Now for at least your optimizer, 'Nelder-Mead', one of the gradient-free optimizers, you would need you to cache more than one value to be comparable to a no-callback solution (because somehow older values are needed). This probably depends on the minimizer-method chosen (and some internals).
scipy uses some memoization for gradients, when numerical-differentiation is used as this is very costly. But this code is only caching the last value, which is not working for your case (NM is different).
So we can build our own memoization-cache, function-based only (no gradients as none used):
import numpy as np
from scipy.optimize import minimize, rosen, rosen_der
""" Memoization of function-values -> don't recompute """
class Memoize(object):
""" Modified from https://github.com/scipy/scipy/blob/c96c5294ca73586cadd6f4c10f26b6be5ed35045/scipy/optimize/optimize.py#L53 """

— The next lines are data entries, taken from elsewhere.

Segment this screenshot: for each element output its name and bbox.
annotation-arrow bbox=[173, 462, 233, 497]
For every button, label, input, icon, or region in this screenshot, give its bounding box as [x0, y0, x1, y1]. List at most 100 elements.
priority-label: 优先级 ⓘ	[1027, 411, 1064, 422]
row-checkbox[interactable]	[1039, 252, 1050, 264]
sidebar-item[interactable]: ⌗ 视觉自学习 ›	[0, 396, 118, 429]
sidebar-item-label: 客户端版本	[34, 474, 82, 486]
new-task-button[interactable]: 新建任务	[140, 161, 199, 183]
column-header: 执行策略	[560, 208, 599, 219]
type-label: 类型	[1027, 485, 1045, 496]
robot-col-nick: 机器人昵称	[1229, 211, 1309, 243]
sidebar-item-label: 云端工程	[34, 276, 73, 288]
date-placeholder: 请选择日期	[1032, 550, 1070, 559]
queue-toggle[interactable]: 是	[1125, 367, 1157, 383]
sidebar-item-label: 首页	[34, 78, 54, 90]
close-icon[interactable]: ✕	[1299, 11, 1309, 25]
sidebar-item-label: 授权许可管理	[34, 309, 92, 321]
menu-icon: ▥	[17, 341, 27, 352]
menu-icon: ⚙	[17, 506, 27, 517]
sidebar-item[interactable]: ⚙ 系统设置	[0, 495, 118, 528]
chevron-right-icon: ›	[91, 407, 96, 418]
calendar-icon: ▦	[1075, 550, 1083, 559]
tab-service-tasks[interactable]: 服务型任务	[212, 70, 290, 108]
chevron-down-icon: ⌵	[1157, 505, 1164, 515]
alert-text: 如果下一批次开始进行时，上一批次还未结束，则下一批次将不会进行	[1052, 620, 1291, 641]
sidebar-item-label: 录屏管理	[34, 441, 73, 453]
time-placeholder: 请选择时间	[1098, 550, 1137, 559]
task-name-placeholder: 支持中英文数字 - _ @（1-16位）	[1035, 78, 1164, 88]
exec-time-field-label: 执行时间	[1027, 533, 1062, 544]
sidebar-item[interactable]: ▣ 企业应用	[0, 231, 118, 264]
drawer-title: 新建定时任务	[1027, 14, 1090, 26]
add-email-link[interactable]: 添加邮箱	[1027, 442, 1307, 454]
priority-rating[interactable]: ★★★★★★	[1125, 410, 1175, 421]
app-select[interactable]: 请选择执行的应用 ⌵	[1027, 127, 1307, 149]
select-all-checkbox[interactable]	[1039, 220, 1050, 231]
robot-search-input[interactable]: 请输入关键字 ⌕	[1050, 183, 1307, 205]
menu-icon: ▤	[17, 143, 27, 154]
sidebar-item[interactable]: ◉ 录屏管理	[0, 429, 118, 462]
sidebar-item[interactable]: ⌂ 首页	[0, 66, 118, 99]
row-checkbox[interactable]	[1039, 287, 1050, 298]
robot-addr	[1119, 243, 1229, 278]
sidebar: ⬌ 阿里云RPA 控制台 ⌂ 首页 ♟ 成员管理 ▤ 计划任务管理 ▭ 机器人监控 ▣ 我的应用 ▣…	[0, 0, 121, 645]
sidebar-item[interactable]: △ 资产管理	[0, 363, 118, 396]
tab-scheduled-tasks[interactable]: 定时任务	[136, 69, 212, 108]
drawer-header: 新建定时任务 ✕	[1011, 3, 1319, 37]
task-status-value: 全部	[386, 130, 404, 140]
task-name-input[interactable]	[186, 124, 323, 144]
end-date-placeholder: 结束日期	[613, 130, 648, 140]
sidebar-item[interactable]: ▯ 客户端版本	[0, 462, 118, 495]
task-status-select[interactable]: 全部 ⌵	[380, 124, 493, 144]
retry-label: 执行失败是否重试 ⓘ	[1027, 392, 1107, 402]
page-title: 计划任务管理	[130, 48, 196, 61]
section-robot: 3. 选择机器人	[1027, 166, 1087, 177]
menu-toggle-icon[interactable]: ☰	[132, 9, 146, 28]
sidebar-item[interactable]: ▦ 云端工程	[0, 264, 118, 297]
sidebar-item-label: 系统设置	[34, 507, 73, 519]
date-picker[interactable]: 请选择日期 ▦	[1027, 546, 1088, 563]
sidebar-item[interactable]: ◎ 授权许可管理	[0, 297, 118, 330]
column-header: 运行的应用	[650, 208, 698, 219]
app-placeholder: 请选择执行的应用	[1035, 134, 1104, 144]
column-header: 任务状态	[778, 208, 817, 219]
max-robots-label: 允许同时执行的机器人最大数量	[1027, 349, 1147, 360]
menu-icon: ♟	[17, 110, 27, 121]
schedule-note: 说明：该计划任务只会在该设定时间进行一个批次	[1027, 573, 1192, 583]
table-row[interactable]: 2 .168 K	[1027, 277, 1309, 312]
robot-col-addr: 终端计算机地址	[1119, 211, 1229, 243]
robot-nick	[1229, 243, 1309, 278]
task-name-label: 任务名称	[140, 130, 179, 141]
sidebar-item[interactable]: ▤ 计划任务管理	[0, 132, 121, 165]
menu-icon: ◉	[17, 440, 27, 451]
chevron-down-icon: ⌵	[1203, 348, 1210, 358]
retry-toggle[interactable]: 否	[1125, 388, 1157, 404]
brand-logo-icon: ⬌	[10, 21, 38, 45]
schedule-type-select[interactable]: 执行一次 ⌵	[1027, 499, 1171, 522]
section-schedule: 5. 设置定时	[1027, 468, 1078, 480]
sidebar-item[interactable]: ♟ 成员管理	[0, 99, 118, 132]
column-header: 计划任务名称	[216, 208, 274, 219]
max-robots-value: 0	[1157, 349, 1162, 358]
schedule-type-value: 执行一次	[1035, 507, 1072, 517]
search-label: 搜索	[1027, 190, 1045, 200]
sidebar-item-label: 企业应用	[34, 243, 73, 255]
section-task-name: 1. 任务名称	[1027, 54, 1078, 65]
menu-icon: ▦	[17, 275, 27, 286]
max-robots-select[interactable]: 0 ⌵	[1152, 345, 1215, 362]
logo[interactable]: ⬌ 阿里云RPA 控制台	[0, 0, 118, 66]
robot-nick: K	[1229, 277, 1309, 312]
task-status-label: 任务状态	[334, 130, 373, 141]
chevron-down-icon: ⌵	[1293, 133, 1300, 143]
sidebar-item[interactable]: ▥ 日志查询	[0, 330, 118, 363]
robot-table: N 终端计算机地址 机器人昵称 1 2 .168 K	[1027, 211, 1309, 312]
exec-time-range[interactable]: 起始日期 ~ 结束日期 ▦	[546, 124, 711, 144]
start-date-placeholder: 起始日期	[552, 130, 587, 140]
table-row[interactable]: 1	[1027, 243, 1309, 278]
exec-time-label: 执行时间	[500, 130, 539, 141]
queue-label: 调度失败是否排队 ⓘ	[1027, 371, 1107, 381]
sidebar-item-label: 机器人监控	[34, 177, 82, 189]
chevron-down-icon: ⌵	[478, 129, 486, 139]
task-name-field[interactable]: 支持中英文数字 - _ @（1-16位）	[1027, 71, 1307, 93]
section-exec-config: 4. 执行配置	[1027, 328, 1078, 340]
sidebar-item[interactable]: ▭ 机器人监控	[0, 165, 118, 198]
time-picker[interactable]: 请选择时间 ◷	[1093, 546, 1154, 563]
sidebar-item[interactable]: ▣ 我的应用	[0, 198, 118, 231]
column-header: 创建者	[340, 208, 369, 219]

def __init__(self, fun, n, cache_size=8):
self.n = n
self.c_n = cache_size
self.fun = fun
self.fobj = np.full((self.c_n), np.inf)
self.x = np.full((self.c_n, self.n), np.inf)
self.pos = 0 # circular-like buffer; next to replace = oldest
def __call__(self, x, *args):
# Check cache
cands = np.all(x == self.x, axis=1).nonzero()[0]
if cands.size:
return self.fobj[cands]
else:
fobj = self.fun(x)
self.fobj[self.pos] = fobj
self.x[self.pos] = x
self.pos = (self.pos + 1) % self.c_n
return fobj
""" rosen-wrapper to check function-evaluations """
nfev = 0
def rosen_wrapper(x):
global nfev
nfev += 1
return rosen(x)
x0 = [1.3, 0.7, 0.8, 1.9, 1.2]
mem_rosen = Memoize(rosen_wrapper, len(x0))
""" Callback storing history """
history = []
def callback(x):
fobj = mem_rosen(x)
history.append(fobj)
result = minimize(mem_rosen, x0, method='Nelder-Mead', tol=1e-6, callback=callback)
print(result)
print('iteration fun(x)')
print(history[::50]) # every 50th
print(nfev)
Called with callback and cache-size 8:
final_simplex: (array([[ 1.00000002, 1.00000002, 1.00000007, 1.00000015, 1.00000028],
[ 0.99999999, 0.99999996, 0.99999994, 0.99999986, 0.99999971],
[ 1.00000005, 1.00000007, 1.00000017, 1.00000031, 1.00000063],
[ 1.00000004, 1.00000008, 1.00000013, 1.00000025, 1.00000047],
[ 0.99999999, 0.99999996, 0.99999994, 0.99999984, 0.99999963],
[ 1.00000005, 1.00000004, 1.00000003, 1.00000003, 1.00000004]]), array([ 1.94206402e-13, 2.44964782e-13, 3.10422870e-13,
3.37952410e-13, 5.52173609e-13, 7.16586838e-13]))
fun: 1.9420640199868412e-13
message: 'Optimization terminated successfully.'
nfev: 494
nit: 295
status: 0
success: True
x: array([ 1.00000002, 1.00000002, 1.00000007, 1.00000015, 1.00000028])
iteration fun(x)
[array([ 516.14978061]), array([ 1.16866125]), array([ 0.00135733]), array([ 6.48182410e-05]), array([ 1.03326372e-06]), array([ 7.12094933e-10])]
504
Cache of 24 (not recommended; just for demo-purposes):
nfev: 494
nit: 295
status: 0
success: True
...
494
Now there is obviously a trade-off here, as we store a cache of size:
C_SIZE * N
# x-vectors
C_SIZE * 1
# fun-values
And we compute a linear-operation on C_SIZE * N
in each call.
If this pays off, and how to select the cache-size, is depending on your function, your minimizer and probably also your parameters.
Keep in mind, that the chosen approach is based on the idea: linear-amount of numpy-based calculations are probably faster than using logn (or similar) algorithms based on pure python!
(Memoization-code was not checked extensively!)